Kur'an-ı Kerim ve Türkçe Meali Sayfa 330
91. Namusunu koruyan, beline sahip olan Meryem’i an. Rahmetimizle var ettiğimiz düzenin bir bölümü olan ruhumuzdan nûrânî dalgalar halinde Îsâ’nın bütün hücrelerine ruh yayarak hayat verdik, onu bilinçlendirdik. Meryem’i ve oğlunu âlemlere, insanlara, cinlere ve meleklere kudretimizi gösteren bir mûcize olarak ortaya koyduk.
92. Bir tek ümmet, yalnızca bu sizin üm-metinizdir. Bir tek din, zamanla değişmeyen tabiî hukuk kurallarını içeren din, yalnızca bu sizin dininiz, bu sizin şeriatınız İslâm’dır. Ben de sizin Rabbinizim. O halde beni ilâh tanıyın, candan müslüman olarak bana teslim olun, saygıyla bana kulluk ve ibadet edin, benim şeriatıma bağlanın, bana boyun eğin.

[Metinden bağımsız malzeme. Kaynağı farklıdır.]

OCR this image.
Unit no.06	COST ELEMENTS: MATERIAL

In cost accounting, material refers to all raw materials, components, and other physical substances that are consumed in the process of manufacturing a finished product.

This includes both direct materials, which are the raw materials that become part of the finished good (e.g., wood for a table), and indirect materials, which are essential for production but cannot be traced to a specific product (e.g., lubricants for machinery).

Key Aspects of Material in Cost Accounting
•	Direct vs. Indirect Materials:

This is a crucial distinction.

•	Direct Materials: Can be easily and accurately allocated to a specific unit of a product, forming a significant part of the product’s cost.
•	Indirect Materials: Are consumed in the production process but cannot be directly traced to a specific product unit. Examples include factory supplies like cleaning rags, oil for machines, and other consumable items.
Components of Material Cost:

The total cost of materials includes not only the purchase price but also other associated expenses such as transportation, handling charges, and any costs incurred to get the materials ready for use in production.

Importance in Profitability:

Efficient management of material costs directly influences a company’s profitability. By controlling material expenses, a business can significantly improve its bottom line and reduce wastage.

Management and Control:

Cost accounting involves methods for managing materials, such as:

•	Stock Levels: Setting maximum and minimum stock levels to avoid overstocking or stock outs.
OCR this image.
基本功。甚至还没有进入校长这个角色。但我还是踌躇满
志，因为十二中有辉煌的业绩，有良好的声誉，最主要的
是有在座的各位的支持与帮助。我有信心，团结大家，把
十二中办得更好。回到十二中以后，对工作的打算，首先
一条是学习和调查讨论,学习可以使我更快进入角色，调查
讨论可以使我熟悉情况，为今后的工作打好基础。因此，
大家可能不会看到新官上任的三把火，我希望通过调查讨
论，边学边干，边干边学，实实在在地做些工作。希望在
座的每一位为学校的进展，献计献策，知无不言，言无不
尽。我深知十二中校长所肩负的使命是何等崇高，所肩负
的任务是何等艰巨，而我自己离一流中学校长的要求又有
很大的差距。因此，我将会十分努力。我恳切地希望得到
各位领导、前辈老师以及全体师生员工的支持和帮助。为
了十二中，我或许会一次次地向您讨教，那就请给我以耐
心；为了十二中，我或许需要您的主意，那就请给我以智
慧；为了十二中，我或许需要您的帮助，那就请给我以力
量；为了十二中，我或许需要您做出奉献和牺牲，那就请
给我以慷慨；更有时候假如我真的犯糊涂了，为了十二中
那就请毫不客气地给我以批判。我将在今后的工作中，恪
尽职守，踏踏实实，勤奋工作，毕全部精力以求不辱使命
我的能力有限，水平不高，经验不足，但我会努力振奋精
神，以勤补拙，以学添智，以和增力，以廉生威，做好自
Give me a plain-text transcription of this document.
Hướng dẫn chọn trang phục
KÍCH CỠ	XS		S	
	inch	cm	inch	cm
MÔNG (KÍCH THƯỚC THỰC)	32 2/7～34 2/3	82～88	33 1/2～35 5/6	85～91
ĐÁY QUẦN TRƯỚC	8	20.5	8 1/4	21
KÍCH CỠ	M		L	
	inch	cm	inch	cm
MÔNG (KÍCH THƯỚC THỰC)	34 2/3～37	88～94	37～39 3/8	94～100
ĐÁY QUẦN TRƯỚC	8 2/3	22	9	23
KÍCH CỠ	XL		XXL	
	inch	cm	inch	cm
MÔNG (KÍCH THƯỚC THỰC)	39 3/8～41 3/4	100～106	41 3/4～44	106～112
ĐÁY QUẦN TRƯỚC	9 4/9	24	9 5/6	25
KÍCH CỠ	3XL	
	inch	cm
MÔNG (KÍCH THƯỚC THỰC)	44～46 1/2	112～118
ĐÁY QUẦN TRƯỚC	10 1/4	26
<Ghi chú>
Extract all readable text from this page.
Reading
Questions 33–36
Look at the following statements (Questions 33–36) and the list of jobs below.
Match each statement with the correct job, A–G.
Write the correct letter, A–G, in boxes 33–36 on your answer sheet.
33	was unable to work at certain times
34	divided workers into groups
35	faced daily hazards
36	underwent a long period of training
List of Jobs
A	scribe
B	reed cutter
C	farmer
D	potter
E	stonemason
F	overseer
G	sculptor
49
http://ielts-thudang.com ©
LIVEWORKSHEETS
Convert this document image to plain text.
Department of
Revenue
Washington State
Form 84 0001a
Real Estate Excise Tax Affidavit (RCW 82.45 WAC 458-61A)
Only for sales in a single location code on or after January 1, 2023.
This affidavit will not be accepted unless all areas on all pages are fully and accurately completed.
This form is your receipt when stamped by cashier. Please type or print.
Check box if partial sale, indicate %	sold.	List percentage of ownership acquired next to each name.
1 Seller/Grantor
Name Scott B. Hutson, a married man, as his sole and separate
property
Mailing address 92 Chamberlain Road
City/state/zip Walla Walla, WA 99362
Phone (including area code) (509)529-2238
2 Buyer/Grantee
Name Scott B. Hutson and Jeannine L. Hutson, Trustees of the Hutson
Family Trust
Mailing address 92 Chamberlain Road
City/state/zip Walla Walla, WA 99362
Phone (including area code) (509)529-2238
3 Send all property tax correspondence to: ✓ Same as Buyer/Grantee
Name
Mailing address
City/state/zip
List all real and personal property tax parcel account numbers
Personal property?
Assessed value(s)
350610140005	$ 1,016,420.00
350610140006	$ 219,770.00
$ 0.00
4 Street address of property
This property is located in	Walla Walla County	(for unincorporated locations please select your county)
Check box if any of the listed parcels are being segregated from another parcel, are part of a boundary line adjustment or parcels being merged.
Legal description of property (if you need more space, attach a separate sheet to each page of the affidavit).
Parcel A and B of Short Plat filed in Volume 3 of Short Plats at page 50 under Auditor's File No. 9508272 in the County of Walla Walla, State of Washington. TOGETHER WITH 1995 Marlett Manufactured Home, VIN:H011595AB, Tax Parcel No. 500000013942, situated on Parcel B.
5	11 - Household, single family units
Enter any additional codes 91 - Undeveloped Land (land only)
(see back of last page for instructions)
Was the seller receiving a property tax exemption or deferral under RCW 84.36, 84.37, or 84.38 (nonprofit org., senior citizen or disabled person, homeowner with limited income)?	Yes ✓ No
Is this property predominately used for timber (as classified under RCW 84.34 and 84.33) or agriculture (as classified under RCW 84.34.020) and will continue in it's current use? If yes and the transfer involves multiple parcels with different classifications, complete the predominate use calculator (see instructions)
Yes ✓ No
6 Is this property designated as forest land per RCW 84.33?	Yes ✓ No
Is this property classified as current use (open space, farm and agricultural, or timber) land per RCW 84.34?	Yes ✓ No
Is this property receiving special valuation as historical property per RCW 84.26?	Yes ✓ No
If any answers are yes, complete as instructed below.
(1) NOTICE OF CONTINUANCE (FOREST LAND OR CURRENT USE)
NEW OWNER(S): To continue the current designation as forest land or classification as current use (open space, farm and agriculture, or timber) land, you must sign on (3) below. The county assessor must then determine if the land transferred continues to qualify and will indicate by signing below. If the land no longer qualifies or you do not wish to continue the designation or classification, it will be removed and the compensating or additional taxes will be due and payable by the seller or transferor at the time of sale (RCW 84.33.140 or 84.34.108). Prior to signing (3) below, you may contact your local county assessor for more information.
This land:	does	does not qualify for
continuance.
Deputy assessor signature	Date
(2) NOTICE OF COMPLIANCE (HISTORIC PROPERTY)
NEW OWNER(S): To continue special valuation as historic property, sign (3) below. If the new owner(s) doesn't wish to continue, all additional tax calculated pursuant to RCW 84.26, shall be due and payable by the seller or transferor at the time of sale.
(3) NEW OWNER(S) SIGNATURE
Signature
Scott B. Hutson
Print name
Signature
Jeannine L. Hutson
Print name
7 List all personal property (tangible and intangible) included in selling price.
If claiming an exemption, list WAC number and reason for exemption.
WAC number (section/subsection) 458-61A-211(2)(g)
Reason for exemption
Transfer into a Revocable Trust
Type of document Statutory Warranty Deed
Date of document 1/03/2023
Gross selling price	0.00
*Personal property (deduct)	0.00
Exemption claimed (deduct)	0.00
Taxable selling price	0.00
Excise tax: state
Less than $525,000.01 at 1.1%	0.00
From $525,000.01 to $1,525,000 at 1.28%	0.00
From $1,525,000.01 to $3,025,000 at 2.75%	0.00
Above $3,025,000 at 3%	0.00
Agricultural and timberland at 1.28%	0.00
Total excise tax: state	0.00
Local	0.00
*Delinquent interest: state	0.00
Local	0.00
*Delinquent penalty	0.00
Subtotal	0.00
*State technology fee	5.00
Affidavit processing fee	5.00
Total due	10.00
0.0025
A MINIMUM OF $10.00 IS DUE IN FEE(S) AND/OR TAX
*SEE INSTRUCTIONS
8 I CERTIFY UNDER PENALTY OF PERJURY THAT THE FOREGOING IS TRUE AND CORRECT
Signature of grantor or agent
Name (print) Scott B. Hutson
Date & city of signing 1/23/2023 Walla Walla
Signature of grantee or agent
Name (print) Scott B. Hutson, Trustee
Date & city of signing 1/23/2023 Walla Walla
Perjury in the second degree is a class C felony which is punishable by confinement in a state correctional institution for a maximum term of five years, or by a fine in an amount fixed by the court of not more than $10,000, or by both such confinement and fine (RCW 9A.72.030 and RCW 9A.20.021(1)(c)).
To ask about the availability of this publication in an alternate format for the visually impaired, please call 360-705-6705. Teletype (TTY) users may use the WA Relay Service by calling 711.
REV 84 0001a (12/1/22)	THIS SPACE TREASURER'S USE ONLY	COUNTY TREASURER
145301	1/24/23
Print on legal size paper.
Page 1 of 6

93. İnsanlar, aralarındaki, düzenlerini, işlerini, birliklerini, güçlerini, yönetimlerini, ekonomilerini ve dinlerini parçaladılar. Hepsi bizim huzurumuza gelip hesap verecekler.
94. Kim mü’min olarak, gevşekliği bırakıp, hâlis niyet ve amaçlarla, İslâm esaslarından ve İslâmî düzenden sorumlu olduğu kısmını hayata geçirir, iş barışı içinde bilinçli, planlı, mükemmel, meşrû, faydalı, verimli çalışarak nimetin-ürünün kendisini ilgilendiren alanda bollaşmasını sağlarsa, yerinde, haklı çıkışlar yaparak, düzelmeye, iyiliğe, iyileştirmeye ön ayak olursa, cârî-kalıcı hayırlardan-sâlih amellerden imkânları dâhilindekini işlerse, gayretinin, çalışmasının, hâlis niyetinin, emeğinin karşılığı inkâr edilmeyecektir. Biz şüphesiz onun lehine bunları kaydediyoruz.
95. Günahları sebebiyle helâk ettiğimiz bir memleket halkının dünyaya tekrar dön-memeleri, tevbeye fırsatlarının olmaması kesin, diriltilmemeleri, huzurumuzda hesaba çekilmemeleri imkânsızdır.
96. Onlar her dere ve tepeden akın edip çıkan Ye’cûc ve Me’cûc’ün seddinin, yollarının açıldığı zamana, kıyametin kopacağı âna kadar berzah âleminde kalırlar.
97. Gerçek vaat, tehdit, ölüm ve Kıyamet yaklaştığında, işte o zaman kulluk sözleşmesindeki ortak taahhütlerini, Allah’a iman, kulluk ve sorumluluk bilincini şuur altına iterek örtbas edip inkârda ısrar edenlerin, kâfirlerin gözleri belerir. 'Yazıklar olsun bize! Gerçekten biz bu durumdan habersizmişiz. Hayır, hayır, biz inkârda, isyanda, şirkte ısrar eden zâlim kimselermişiz.' derler.
98. Siz ve Allah’ı bırakıp, kulları durumundaki taptıklarınız Cehennem yakıtısınız. Siz oraya gireceksiniz.
99. Onlar tanrı olsalardı, oraya girmezlerdi. Halbuki hepsi orada ebedî kalacaklar.
100. Orada onlar inlerler, hiçbir şey de duymazlar, duyma organlarını kullanamazlar, hiçbir şeyden haberleri olmaz.
101. Amelleri sebebiyle tarafımızdan, kendilerine güzel âkıbet takdir edilmiş olanlar, işte onlar, cehennemden uzak tutulurlar.